Depending on the type of building, a package of Council bills would mandate that all, or at least half, of the roof be covered with installations like greenery, solar panels or small wind turbines. Over time, the measures would help the city reduce its carbon footprint and combat climate change, according to Brooklyn Councilman Rafael Espinal Jr., who is sponsoring some of the legislation in question.

“By greening every single rooftop in New York City, we will make a strong commitment to doing our part to protect the planet,” Espinal said in a statement. “New York City could turn our concrete jungle into a green oasis.”

Espinal introduced a bill Wednesday that would require green roofs, solar panels or small wind turbines on new skyscrapers, storage facilities and department stores. He is teaming up with Brooklyn Councilman Stephen Levin and Queens Councilman Donovan Richards Jr., who introduced bills earlier this year that would require similar green roofing systems on other types of buildings, like new homes, libraries and schools.

Packaged together, the three pieces of legislation could ensure that all newly constructed buildings — and any existing structure that undergoes a roof replacement — support some sort of environmentally friendly activity.

All three measures were originally introduced during the Council’s 2014 to 2017 legislative session, but failed to come to a vote.

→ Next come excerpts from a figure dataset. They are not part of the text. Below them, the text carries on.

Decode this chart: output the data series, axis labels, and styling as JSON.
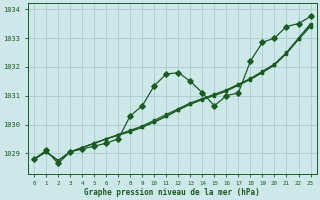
{
  "title": "Graphe pression niveau de la mer (hPa)",
  "bg_color": "#cce8e8",
  "grid_color": "#aacccc",
  "line_color": "#1a5c20",
  "marker_color": "#1a5c20",
  "xlim": [
    -0.5,
    23.5
  ],
  "ylim": [
    1028.3,
    1034.2
  ],
  "yticks": [
    1029,
    1030,
    1031,
    1032,
    1033,
    1034
  ],
  "xticks": [
    0,
    1,
    2,
    3,
    4,
    5,
    6,
    7,
    8,
    9,
    10,
    11,
    12,
    13,
    14,
    15,
    16,
    17,
    18,
    19,
    20,
    21,
    22,
    23
  ],
  "series_main": [
    1028.8,
    1029.1,
    1028.65,
    1029.05,
    1029.15,
    1029.25,
    1029.35,
    1029.5,
    1030.3,
    1030.65,
    1031.35,
    1031.75,
    1031.8,
    1031.5,
    1031.1,
    1030.65,
    1031.0,
    1031.1,
    1032.2,
    1032.85,
    1033.0,
    1033.4,
    1033.5,
    1033.75
  ],
  "series_linear1": [
    1028.8,
    1029.05,
    1028.75,
    1029.05,
    1029.2,
    1029.35,
    1029.5,
    1029.65,
    1029.8,
    1029.95,
    1030.15,
    1030.35,
    1030.55,
    1030.75,
    1030.9,
    1031.05,
    1031.2,
    1031.4,
    1031.6,
    1031.85,
    1032.1,
    1032.5,
    1033.0,
    1033.5
  ],
  "series_linear2": [
    1028.8,
    1029.05,
    1028.75,
    1029.05,
    1029.2,
    1029.35,
    1029.5,
    1029.65,
    1029.78,
    1029.92,
    1030.1,
    1030.3,
    1030.52,
    1030.72,
    1030.88,
    1031.02,
    1031.18,
    1031.38,
    1031.58,
    1031.82,
    1032.08,
    1032.48,
    1032.98,
    1033.45
  ],
  "series_linear3": [
    1028.8,
    1029.05,
    1028.75,
    1029.05,
    1029.2,
    1029.35,
    1029.5,
    1029.62,
    1029.75,
    1029.9,
    1030.08,
    1030.28,
    1030.5,
    1030.7,
    1030.86,
    1031.0,
    1031.16,
    1031.36,
    1031.56,
    1031.8,
    1032.06,
    1032.46,
    1032.95,
    1033.4
  ]
}
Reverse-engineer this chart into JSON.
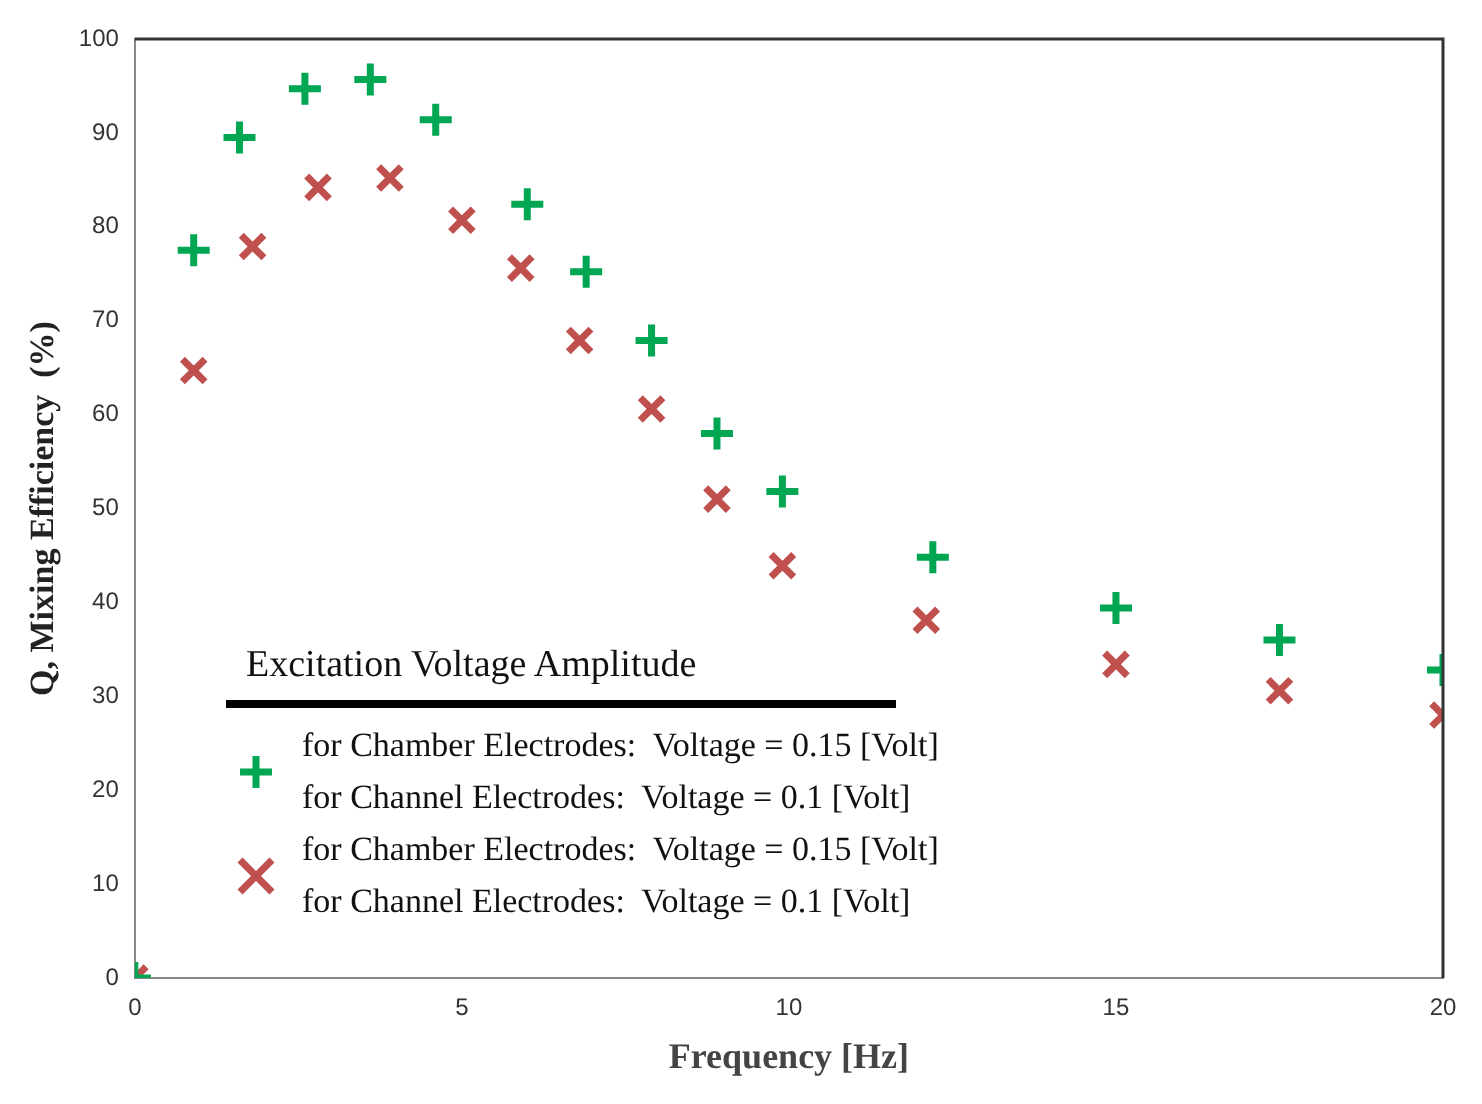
{
  "chart_data": {
    "type": "scatter",
    "xlabel": "Frequency [Hz]",
    "ylabel": "Q, Mixing Efficiency  (%)",
    "legend_title": "Excitation Voltage Amplitude",
    "legend": "bottom left",
    "grid": false,
    "xlim": [
      0,
      20
    ],
    "xticks": [
      0,
      5,
      10,
      15,
      20
    ],
    "ylim": [
      0,
      100
    ],
    "yticks": [
      0,
      10,
      20,
      30,
      40,
      50,
      60,
      70,
      80,
      90,
      100
    ],
    "series": [
      {
        "name": "for Chamber Electrodes:  Voltage = 0.15 [Volt]\nfor Channel Electrodes:  Voltage = 0.1 [Volt]",
        "color": "#00a651",
        "marker": "cross",
        "x": [
          0,
          0.9,
          1.6,
          2.6,
          3.6,
          4.6,
          6.0,
          6.9,
          7.9,
          8.9,
          9.9,
          12.2,
          15.0,
          17.5,
          20
        ],
        "values": [
          0,
          77.5,
          89.5,
          94.7,
          95.7,
          91.4,
          82.4,
          75.2,
          67.9,
          58.0,
          51.8,
          44.8,
          39.4,
          36,
          32.8
        ]
      },
      {
        "name": "for Chamber Electrodes:  Voltage = 0.15 [Volt]\nfor Channel Electrodes:  Voltage = 0.1 [Volt]",
        "color": "#c0504d",
        "marker": "x",
        "x": [
          0,
          0.9,
          1.8,
          2.8,
          3.9,
          5.0,
          5.9,
          6.8,
          7.9,
          8.9,
          9.9,
          12.1,
          15.0,
          17.5,
          20
        ],
        "values": [
          0,
          64.7,
          77.9,
          84.2,
          85.2,
          80.7,
          75.6,
          67.9,
          60.6,
          51,
          43.9,
          38.1,
          33.4,
          30.6,
          28
        ]
      }
    ]
  }
}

Since then, cities like San Francisco and Denver have adopted similar requirements — and the councilmen hope their new campaign will help the idea catch on in New York.

Locally, the move has been backed by the Stormwater Infrastructure Matters Coalition and the nonprofit Green Roofs for Healthy Cities.

But the Real Estate Board of New York, a trade association for the real estate industry, panned the legislation in a statement.

“We appreciate the Council’s effort to promote sustainability. However, these proposals are missing some important technical points,” said John Banks, the board’s president. “Not every roof is equipped to host a green roof due to load considerations and not every roof receives enough direct sunlight or wind to warrant the installation of solar panels or wind turbines. We look forward to working with the Council on reducing our carbon footprint in more effective ways.”